The word “leader” is bandied about with abandon. So much it’s become almost meaningless. Everyone either already is a leader – or wants to be one. Nobody wants to be a follower – or, more precisely, nobody wants to be perceived as being a follower. As a result, the word, “leader,” has been degraded by inflation. It’s used so often and so loosely its value has been diminished to being almost worthless.
But every now and then an individual comes along who is an exception to the rule. Who is so obviously the real deal, a leader in the authentic sense of this word, the word regains its meaning.
What is the real deal – a leader in the “authentic sense of this word”? Of course, “leader” and “leadership” have been defined by experts in hundreds of different ways. Here I’ll apply just two criteria: 1) a leader has followers; 2) a leader is an agent of change. According to these criteria, the CEO of OpenAI, Sam Altman, is a leader.
Altman reminds me of no one so much as Bill Gates. Like Gates, Altman was seized by computers at a young age; started college but quickly dropped out; was an early entrepreneur, innovator, developer, founder, leader, and manager in cutting edge technologies and companies; has a serious and significant philanthropic bent; and a reach that extends far beyond his own domain.
No single individual has been more responsible for the recent mania over artificial intelligence than Sam Altman. Altman has been instrumental in developing artificial intelligence. He has been instrumental in creating the organizational infrastructure necessary to support artificial intelligence. He has been instrumental in obtaining for his company the requisite financial backing. (For example, in 2019 Microsoft invested $1 billion in OpenAI.) He has been instrumental in warning about the risks of artificial intelligence. And he has been instrumental as an ambassador from the world of artificial intelligence to the world that is the rest of us.

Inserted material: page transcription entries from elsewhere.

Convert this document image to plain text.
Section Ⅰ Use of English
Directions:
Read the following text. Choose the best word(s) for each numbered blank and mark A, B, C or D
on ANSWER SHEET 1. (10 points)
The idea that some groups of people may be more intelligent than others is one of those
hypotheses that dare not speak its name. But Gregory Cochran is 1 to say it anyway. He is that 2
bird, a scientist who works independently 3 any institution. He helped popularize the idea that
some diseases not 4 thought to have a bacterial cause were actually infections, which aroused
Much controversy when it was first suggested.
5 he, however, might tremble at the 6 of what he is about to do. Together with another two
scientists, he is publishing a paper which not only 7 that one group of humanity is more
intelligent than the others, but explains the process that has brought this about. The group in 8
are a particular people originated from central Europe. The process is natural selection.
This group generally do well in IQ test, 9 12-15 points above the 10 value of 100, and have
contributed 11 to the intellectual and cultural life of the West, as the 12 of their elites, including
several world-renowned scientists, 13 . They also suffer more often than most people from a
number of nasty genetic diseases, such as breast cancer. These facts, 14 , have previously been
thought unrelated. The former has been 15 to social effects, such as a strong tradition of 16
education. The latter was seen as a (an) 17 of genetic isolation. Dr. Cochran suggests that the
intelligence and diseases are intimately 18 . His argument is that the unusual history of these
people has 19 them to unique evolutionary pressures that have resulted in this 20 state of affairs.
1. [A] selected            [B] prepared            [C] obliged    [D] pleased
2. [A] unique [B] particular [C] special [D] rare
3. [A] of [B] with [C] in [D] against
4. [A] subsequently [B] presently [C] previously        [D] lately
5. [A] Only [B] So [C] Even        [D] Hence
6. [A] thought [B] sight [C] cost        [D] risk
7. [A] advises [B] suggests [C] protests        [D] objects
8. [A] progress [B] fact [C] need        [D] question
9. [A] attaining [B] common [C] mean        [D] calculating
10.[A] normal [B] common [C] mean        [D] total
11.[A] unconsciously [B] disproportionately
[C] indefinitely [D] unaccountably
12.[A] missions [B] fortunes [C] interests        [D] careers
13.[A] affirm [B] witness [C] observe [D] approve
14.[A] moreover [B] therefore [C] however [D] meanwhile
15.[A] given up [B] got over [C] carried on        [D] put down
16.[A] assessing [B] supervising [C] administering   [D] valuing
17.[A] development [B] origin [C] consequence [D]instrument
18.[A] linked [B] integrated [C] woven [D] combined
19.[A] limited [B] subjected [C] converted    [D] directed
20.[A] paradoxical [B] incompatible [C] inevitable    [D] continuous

Altman is a true believer who is a true leader. He can convert his followers – us – to believe in what he does. And in what he says. Specifically, to believe that “mitigating the risk of extinction from A.A. should be a global priority.” Of course, it’s one thing to get us to take seriously his almost apocalyptic admonitions, it’s another to get us to act on them. As I have suggested in this space before, our leaders, especially our political leaders, are miserably ill-equipped to cope with the latest technologies they fail even to comprehend. While Altman’s talking about artificial intelligence, America’s elected officials are still struggling to cope with social media.
But our incapacity is not for Altman’s lack of trying. Perhaps never has a tech guru worked as hard to get Washington to come to grips with what it can scarcely grasp. In recent weeks Altman has traveled to the nation’s capital to discuss his rapidly changing technology with at least 100 members of congress, with Vice President Kamala Harris, and with people in the President’s cabinet. Unlike other members of Silicon Valley’s elite, most of whom, to all appearances, detest having to make nice in Washington, Altman initiated meetings, jumped at the chance to testify in the Senate, and repeatedly invited lawmakers to impose rules to hold companies such as his to account.
Nor has Altman been satisfied to stay at home. He has taken his show on the road, to Europe and Asia, to Africa and South America. In a political climate in which hostility to China is shared by Democrats and Republicans alike, Altman has even traveled to Hong Kong where he dialed in to a large audience in Beijing. Members cheered as he preached collaboration between researchers in America and China.
Sam Altman’s followers already number in the tens if not hundreds of millions. Sam Altman’s innovations have already changed what we think and how we live. Sam Altman’s the real deal – a leader. Sam Altman’s 38 years old.